Doctors make good legislators [Letter]

Regarding Del. Dan K. Morhaim's recent commentary on the shortage of hospital medications, once again the value and importance of having doctor-legislators has been proven ("Medication crisis," Jan. 5).

Who, other than a doctor, would have such knowledge of the problem and the ability to write about it as well sponsor and help pass corrective legislation? That's a tremendous bonus for all of us.


Dr. Morhaim, a professor at the Johns Hopkins Bloomberg School of Public Health, has proven his extraordinary value in the General Assembly time after time. The legalization of medical marijuana, needle-stick injury protection and increased funding for addiction treatment programs are just a few of his notable health-related legislative accomplishments. His recent book, "The Better End," is a practical wake-up call about managing end of life issues.

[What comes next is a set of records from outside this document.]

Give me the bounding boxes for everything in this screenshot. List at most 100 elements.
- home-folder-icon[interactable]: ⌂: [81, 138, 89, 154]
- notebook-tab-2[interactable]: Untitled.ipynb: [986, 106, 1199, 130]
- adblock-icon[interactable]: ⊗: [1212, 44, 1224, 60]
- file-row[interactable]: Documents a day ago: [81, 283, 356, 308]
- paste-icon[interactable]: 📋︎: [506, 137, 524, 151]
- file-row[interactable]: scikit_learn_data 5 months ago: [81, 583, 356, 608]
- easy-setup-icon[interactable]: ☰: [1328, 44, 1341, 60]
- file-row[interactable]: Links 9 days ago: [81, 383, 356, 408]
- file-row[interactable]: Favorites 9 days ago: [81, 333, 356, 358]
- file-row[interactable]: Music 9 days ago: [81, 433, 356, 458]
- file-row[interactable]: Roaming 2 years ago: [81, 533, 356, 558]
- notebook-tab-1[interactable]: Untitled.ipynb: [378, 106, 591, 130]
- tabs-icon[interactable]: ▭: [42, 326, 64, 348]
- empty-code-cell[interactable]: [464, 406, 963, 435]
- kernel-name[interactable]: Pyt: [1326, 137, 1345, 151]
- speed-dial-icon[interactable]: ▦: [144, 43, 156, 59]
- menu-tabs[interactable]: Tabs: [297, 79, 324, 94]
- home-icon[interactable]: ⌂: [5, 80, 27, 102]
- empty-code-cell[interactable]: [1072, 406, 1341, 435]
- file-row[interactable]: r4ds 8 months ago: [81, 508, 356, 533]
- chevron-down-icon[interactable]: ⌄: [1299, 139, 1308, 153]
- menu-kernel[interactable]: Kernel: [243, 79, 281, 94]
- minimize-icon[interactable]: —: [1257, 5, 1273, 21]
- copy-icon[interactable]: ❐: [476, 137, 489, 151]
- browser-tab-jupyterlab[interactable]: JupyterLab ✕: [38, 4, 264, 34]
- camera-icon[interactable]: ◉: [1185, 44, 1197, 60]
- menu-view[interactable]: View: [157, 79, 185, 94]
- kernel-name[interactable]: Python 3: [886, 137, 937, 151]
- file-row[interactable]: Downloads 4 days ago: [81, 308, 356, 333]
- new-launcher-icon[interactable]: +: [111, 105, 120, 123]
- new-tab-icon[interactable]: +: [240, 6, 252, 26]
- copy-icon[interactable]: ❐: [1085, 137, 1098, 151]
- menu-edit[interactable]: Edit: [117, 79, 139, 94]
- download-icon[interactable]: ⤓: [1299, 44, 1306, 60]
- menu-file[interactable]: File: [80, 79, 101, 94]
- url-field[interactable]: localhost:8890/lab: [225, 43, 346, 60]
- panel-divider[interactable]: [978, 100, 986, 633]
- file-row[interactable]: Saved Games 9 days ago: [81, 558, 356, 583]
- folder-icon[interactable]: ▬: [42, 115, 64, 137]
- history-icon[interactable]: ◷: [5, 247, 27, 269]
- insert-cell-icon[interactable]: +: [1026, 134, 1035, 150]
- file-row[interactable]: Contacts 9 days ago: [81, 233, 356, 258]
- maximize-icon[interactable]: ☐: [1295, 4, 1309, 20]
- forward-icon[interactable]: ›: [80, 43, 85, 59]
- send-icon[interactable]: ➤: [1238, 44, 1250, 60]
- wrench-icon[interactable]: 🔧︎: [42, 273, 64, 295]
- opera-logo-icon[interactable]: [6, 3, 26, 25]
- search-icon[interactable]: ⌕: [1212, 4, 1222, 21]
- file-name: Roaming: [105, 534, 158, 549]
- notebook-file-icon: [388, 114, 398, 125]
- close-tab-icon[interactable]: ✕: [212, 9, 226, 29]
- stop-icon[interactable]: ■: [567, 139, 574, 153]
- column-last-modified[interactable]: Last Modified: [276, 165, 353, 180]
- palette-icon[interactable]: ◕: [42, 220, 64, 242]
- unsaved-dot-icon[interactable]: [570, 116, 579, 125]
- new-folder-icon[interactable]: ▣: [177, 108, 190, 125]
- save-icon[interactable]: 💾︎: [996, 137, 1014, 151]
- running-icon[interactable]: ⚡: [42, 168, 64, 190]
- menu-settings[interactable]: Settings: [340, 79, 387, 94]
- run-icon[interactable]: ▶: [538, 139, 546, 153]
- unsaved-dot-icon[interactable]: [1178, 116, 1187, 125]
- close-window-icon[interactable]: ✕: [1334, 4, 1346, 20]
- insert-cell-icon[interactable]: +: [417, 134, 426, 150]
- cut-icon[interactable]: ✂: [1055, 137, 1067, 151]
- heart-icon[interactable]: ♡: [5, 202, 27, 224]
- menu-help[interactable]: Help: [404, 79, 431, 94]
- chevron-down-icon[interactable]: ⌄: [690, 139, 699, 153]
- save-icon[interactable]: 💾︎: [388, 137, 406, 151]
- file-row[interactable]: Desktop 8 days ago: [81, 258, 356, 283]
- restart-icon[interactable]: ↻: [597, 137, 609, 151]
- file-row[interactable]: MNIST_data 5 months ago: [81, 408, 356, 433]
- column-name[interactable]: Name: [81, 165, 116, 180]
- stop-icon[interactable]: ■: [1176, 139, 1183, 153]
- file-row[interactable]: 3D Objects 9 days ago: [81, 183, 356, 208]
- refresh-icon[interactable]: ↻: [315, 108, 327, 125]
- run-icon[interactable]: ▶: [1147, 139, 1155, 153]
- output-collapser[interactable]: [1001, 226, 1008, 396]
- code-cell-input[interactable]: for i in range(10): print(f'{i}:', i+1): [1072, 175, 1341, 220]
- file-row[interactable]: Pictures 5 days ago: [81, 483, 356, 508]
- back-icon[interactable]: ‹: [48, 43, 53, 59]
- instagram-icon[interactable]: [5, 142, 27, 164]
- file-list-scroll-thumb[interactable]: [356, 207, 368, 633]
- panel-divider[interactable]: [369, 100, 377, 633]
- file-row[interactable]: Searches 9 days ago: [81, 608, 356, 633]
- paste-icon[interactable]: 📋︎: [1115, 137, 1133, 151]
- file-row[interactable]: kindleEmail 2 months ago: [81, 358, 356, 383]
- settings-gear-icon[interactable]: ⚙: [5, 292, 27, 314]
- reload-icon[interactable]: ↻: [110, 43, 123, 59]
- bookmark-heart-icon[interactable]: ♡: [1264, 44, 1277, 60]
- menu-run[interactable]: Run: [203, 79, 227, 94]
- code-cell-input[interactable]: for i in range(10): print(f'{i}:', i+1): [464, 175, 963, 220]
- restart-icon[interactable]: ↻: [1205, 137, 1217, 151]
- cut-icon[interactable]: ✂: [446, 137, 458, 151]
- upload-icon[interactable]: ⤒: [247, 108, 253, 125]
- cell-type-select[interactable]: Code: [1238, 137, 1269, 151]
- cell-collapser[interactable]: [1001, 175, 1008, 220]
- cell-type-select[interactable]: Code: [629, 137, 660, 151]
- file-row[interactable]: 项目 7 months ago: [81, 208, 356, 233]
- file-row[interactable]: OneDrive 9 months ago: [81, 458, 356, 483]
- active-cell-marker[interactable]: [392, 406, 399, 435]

Torrey Brown, another Hopkins physician and state delegate, distinguished himself in the 1970s as chairman of the Environmental Matters Committee and sponsored health-related environmental legislation that put him at the forefront of cleaning up the Chesapeake Bay and saving the rockfish.

He went on to become secretary of the Department of Natural Resources under Governors Harry Hughes and William Donald Schaefer. The Northern Central Rail Trail is now named the Torrey C. Brown Rail Trail and it hosts more than over 850,000 visitors a year.

Marylanders have benefited greatly by having Drs. Morhaim and Brown serve in the legislature, and one only wishes there were more like them.

Howard J. Needle, Baltimore

The writer served in the Maryland General Assembly from 1970 to 1978.